Stavolta le televisioni hanno rotto il muro del suono. Hanno infranto ogni argine, hanno esagerato come mai prima. Lo dimostra un conteggio assai significativo per chi conosce le cose, le dinamiche della pubblicità. La società Nielsen calcola che Rai e Mediaset – nel 2008 – hanno venduto 18 milioni e 730 mila secondi di pubblicità. Se già vi sembrano tanti, pensate che i secondi di pubblicità (pochi anni dopo, nel 2014) superano quota 64 milioni. E quando il calcolo si allarga a Sky, ecco allora il muro del suono pubblicitario crollare davanti ai nostri occhi. Perché insieme i tre colossi della tv – Rai, Mediaset e Sky – trasmettono più di 155 milioni di secondi di réclame. Sono oltre 7 milioni 377 mila spot che, ogni anno, prendono la strada dei nostri televisori. In fila indiana, uno dopo l’altro.
Questa crescita esponenziale si spiega con il passaggio dalla televisione analogica tradizionale al digitale terrestre, che propone ormai molti più canali: sono 46 soltanto i nazionali. Pesa molto, ovvio, il ricco bouquet delle reti satellitari di Sky. Più canali, più spot. Normale.
Ma questa evoluzione tecnica non giustifica tutto. La verità è che i secondi e gli spot si moltiplicano anche perché le emittenti televisive – in questi anni di gelo e crisi economica vendono spot anche al supermercato sotto casa.
Il 27 febbraio – tanto per fare un esempio – si gioca una partita che certo non entrerà nella storia del calcio. Latina contro Trapani, nell’angusto stadio “Domenico Francioni”. Bene, nell’intervallo della gara Sky non si fa certo scrupolo di mandare la pubblicità di una piccola ditta di ristrutturazioni edili (di Trapani) e di un bar con autolavaggio di Latina, che sta lì, dimenticato lungo la Via Pontina. Tutto fa brodo.
Anche la Rai carica ogni cosa sul suo carro pubblicitario.

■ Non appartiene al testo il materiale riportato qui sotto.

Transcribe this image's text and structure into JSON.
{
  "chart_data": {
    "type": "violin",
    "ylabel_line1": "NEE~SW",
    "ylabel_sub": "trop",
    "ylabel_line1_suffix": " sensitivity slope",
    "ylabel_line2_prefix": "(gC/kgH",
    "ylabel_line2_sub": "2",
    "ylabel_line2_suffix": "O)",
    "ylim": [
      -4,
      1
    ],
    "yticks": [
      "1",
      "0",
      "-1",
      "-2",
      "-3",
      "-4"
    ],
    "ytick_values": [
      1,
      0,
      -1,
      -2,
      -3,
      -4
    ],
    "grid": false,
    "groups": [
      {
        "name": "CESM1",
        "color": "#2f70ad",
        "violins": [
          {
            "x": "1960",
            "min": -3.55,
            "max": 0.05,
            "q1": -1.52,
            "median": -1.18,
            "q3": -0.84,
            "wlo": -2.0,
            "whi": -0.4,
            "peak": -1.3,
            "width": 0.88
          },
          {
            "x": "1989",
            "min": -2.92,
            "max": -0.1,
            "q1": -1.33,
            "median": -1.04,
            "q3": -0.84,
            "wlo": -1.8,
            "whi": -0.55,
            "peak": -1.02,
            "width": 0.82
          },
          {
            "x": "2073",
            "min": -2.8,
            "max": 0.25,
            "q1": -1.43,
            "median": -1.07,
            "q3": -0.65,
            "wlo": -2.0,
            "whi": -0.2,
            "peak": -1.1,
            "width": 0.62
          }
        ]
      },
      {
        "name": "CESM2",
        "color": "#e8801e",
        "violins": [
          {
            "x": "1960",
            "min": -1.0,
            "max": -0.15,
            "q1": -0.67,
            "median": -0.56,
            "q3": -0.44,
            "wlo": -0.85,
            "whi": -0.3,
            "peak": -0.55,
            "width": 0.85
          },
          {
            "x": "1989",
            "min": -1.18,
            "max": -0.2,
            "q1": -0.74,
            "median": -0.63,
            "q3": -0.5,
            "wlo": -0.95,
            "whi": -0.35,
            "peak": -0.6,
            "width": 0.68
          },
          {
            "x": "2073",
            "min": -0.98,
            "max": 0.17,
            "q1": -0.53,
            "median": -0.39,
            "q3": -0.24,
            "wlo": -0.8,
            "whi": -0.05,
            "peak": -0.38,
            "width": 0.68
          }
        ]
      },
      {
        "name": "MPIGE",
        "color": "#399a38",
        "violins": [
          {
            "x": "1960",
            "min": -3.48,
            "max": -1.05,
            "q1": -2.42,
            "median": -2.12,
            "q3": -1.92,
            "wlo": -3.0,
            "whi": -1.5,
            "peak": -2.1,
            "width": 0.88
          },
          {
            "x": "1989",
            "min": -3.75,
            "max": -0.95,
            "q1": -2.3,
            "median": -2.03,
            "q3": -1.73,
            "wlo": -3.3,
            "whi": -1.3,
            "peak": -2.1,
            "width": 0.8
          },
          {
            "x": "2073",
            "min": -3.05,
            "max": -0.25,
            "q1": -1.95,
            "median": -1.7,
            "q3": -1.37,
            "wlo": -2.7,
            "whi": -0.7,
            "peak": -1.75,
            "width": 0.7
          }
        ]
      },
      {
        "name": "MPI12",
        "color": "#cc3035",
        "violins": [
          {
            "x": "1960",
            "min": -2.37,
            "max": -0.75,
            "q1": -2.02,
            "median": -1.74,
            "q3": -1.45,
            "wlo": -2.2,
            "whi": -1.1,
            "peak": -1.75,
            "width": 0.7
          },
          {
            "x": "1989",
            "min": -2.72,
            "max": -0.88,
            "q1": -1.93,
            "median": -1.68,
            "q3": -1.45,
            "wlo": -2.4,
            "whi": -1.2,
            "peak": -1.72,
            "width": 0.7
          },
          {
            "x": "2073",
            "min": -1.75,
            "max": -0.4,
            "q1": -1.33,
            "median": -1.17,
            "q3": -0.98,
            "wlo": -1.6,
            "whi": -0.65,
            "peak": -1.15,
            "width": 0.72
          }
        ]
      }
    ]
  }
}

Lo rivela il numero degli inserzionisti della televisione di Stato che – invece di calare, vista la crisi aumenta di molto. I clienti pubblicitari di Viale Mazzini erano 538 (nel 2012) e sono diventati 669 l’anno scorso (con una crescita di 131 unità). Per riuscire in questo miracolo della moltiplicazione dei pani, dei pesci e degli spot, la televisione di Stato va a pescare inserzionisti medi, piccoli e piccolissimi. Clienti che- per consuetudine, negli anni precedenti – finivano di diritto ad altri mezzi di comunicazione, come i giornali, il cinema, i cartelloni di strada, le radio, Internet.
Alla fine questa strategia di sopravvivenza dà qualche risultato. Tra il 2012 e il 2014- in piena conclamata recessione per il mercato degli spot – l’intero settore della televisione accusa una perdita di 407 milioni. Una slavina. Ma la Rai – vestiti i panni di Dracula, indifferente alle sorti degli altri media – registra solo una piccola frana interna. Meno 60 milioni di incassi, il che significa limitare i danni alla grande.
Adesso il nuovo direttore generale della televisione di Stato Antonio Campo Dall’Orto incoraggia la concessionaria interna (Rai Pubblicità) a correggere la sua strategia. La parola d’ordine è aumentare i prezzi degli spot, in modo da catturare gli inserzionisti naturali della tv (quelli medi, grandi o grandissimi). La parola d’ordine è anche «incrementare la marginalità», cioè la redditività che un singolo spot procura alle casse aziendali (al secondo). Se nel 2008, la redditività di uno spot sfiorava i 340 euro, nel 2014 il valore si è prosciugato fino a una cinquantina di euro. Normale se vendi la pubblicità al supermercato sotto casa.